Palo Alto, CA— New work led by Carnegie’s Zhiyong Wang untangles a complex cellular signaling process that’s underpins plants’ ability to balance expending energy on growth and defending themselves from pathogens. These findings, published in Nature Plants, show how plants use complex cellular circuits to process information and respond to threats and environmental conditions.
“Plants don’t have brains like us, and they may be fixed in place and unable to flee from predators or pathogens, but don’t feel sorry for them, because they’ve evolved an incredible network of information-processing circuits that enable them to ‘make decisions’ in response to the situations in which they find themselves,” Wang explained.
Joking, he added, “a plant will never sing ‘If I Only Had a Brain,’ because they have evolved this wonder of responsive decision-making instead.”
Higher plants put hundreds of highly specialized sensors, called receptor kinases, on their cell surfaces to monitor the environment and to communicate between cells. Wang’s lab is working to elucidate the molecular circuits that connect these sensors to specific cellular responses, such as growth and immunity. Improving our understanding of how plants make cellular decisions can underpin technological interventions for improving agricultural yields in the face of a warming planet.
In this current work, published in Nature Plants, Wang’s team discovered that two of these sensors use a system of different molecular tags involving a protein that’s shared between their respective communications circuits. This finding links the growth and immune-response loops, advancing our understanding of how plants make their most important decisions.
When a plant senses a threat, it needs to activate communication chains that raise the alarm and tell it to fight off the pathogen. There are two main types of threat-detection mechanisms in plant cells—the ability to recognize distinctive chemical patterns that signify an invader, such as components of a bacterial cell, and the ability to recognize a disruption caused by invading pathogen.
Wang and his research collaborators—including Carnegie’s Chan Ho Park (the lead author), Yang Bi, Nicole Xu, Ruben Shrestha, and Shouling Xu, along with Stanford University’s Jung-gun Kim and Mary Beth Mudgett and colleagues at Chung-Ang University, Hanyang University, and UC San Francisco—traced one enzyme’s role in biochemical signaling pathways for both types of threat recognition.
Called BSU1, the researchers demonstrated that it plays key, but distinct, roles in two pathways—one that promotes growth and the other that raises the plant’s threat alarm system.
One pathway involves a receptor for a member of class of plant hormones called brassinosteroids—which Wang has studied extensively and are crucial to plant growth and development, seed germination, and fertility. The other pathway works through pattern-recognition receptors that specializes in detecting the motile tail of a bacterial invader.
Both of these pathways involve cell surface sensors that, when activated by external signals, chemically tag different proteins to either turn on or turn off their behavior, passing information down a chain of interactions.
The researchers were surprised to discover that BSU1 engages in two entirely separate interaction chains. In the brassinosteroid pathway, BSU1 is involved with the hormone’s growth and development functions. In the pattern-recognition pathway, BSU1 is involved in activating immunity upon threat-detection. BSU1 translates the codes from the different sensors by using different segments of its structure to accept the chemical tag, with each location representing a different message.
Taken together, these results demonstrate the interconnected complexity of growth and immune response. Furthermore, they are a stunning revelation of the way plant’s take in information, process it through biochemical circuits that mimic a binary computer language, and react to environmental conditions to improve their chances of survival.

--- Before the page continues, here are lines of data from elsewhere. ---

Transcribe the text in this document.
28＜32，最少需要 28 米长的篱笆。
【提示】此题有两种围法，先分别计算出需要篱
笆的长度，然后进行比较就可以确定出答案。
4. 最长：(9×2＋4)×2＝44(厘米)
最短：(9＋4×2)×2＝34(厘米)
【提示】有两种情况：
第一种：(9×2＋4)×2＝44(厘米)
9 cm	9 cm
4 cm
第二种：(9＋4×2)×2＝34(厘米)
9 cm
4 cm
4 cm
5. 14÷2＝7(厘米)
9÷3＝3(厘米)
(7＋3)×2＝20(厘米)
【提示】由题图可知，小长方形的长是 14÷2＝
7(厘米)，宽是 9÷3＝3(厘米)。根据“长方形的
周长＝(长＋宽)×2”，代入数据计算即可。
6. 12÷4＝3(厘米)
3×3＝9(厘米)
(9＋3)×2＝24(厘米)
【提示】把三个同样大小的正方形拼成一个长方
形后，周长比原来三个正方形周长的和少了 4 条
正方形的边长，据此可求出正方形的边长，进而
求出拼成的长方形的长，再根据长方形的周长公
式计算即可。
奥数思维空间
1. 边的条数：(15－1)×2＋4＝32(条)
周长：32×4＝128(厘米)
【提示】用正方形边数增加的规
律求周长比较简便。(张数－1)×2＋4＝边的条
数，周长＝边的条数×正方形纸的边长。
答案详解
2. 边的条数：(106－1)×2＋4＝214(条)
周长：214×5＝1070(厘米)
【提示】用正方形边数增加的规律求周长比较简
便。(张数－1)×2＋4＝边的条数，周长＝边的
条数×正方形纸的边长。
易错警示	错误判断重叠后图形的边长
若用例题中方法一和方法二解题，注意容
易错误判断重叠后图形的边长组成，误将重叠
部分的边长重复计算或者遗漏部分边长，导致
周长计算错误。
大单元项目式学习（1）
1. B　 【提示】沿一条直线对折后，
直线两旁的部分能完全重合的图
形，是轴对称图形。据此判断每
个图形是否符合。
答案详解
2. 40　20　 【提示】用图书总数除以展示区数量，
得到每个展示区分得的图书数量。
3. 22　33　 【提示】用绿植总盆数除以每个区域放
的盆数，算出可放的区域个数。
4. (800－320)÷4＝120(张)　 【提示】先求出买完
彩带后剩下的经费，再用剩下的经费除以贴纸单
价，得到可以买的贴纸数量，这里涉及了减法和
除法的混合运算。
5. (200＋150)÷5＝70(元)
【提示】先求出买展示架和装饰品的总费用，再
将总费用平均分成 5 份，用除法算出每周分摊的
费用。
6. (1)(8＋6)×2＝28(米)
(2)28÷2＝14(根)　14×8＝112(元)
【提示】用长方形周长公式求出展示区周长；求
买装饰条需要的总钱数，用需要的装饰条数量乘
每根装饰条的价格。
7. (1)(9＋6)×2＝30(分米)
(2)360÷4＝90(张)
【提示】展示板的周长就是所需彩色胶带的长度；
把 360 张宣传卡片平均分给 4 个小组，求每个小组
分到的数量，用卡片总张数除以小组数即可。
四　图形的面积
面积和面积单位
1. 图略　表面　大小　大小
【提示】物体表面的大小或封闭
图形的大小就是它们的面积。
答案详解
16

“Our work demonstrates how a protein like BSU1 can act like a computer chip in processing complex information,” Wang concluded. “As we prepare for a world in which climate change increases stress on important food and biofuel crops, it’s critical that we understand how plants detect and react to external threats.”
This research was supported by grants from the U.S. National Institutes of Health; the U.S. National Science Foundation; the Howard Hughes Medical Institute; the National Research Foundation of Korea, which is funded by the Ministry of Science; and the Carnegie Institution for Science.